成功が良いことだとしたら、自分が思った通りにものごとが進めば最高の人生が送れるはずだけど、最初の成功が慢心につながったりして、のちに大きな悪いことを引き起こすこともよくある。10代でオリンピック金メダルを獲った人がその後成績に伸び悩んで苦労するとか、宝くじに当たった人がお金でトラブルを抱えるようになり家庭も経済も破綻してしまうとか、富と名声と得た人が人生の後半でつまずいて転落人生を歩むといったエピソードは数多くある。そういった話を聞くと、父さんは最初の成功は果たして“良いこと”だったのかと疑問に思うんだ。「成功が続けば最高の人生になるはずだから、やっぱり成功=“良いこと”だよ」と言うかもしれないけど、成功し続けることは不可能だし、ある成功は高い確率で別の失敗につながると思うんだ。つまり、ある成功とそれに続く失敗は別々のものではなく一体のものだと思う。

さらに、お金持ちの家に生まれて何でも手に入る人は、お金ですべてを解決しようとして、他人の気持ちを考えないような人になることもある。また生まれつき能力が高い人はそうでない人を見下す態度をとりがちだけど、それは人間が自分を基準にして考える傾向があるからだ。苦労して獲得した能力なら成長途中の人に対して優しくなれるだろうけど、生まれ持った才能を持った人はできない人のことが理解できない。こういった例は、思い通りになる状況が他人の気持ちを理解する機会を奪うといった“悪いこと”を引き起こすこともあるんだということを示している。

また、何かの本で「goodはgreatの敵だ」という言葉を聞いたことがあるけど、ちょっとした良いこと(成功)に満足してしまうと、それ以上のもの(より良いもの)を求めるのをやめてしまったり、成長が止まってしまうということも起こりうる。

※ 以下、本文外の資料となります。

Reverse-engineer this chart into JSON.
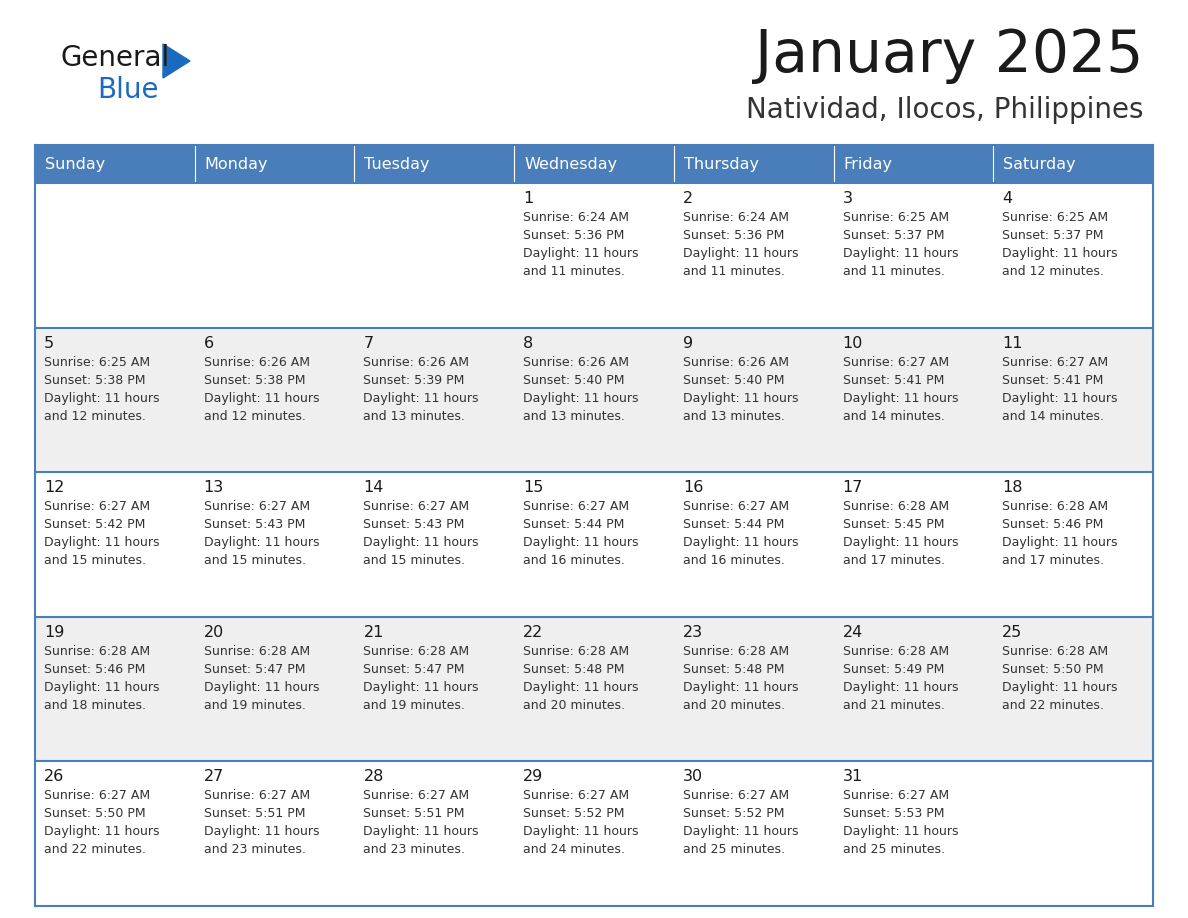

こういったことを考えると単純に「成功=良いこと」ということはできないと父さんは思うんだ。

世の中、良いも悪いもない

生きていると楽しいこと、うれしいこと、つらいこと、悲しいことなどいろんなことが起こる。楽しいことやうれしいことは“良いこと”、つらいこと、悲しいことは“悪いこと”と考えられがちだけど、そういった考えは人間が短期的にその出来事を解釈した結果に過ぎないと父さんは思っている。だけど長期的に見て、ある出来事の意味が何であるかを人間はその時点で知る術を持たないため、多くの人は1つ1つの出来事に一喜一憂してしまうんだ。

人間は将来を正しく予測できないから、限られた時間での出来事から今起こっている状態を“成功”や“失敗”と判断する。でも、良いと思ったことが悪いことにつながるかもしれないし、悪いと思ったことが良いことにつながるかもしれない。同じ内容は以前、ユダヤ教に伝わるタルムードのお話でも紹介したよね。

究極的には世の中で起こることには良い・悪いといった”色”はついていなくて、すべて中立なんだと父さんは考えている。そこに色(意味)を見出しているのはあくまでも人間の側なんだ。

まとめ

“良いこと”が起こったらもちろん喜べばいい。だけど調子に乗りすぎないことや慎重さを忘れないことも大切だ。“悪いこと”が起こったら一時的に落ち込んでも構わない。でもこれが将来、何かいいことにつながるんだと信じて前向きになれれば、自分が成長する機会にできると思う。サヤカとシュンには“良いこと”も“悪いこと”も受け入れて生きる姿勢を身につけてもらいたいと思っている。

今日の話はこれでおしまい。じゃあ、またね。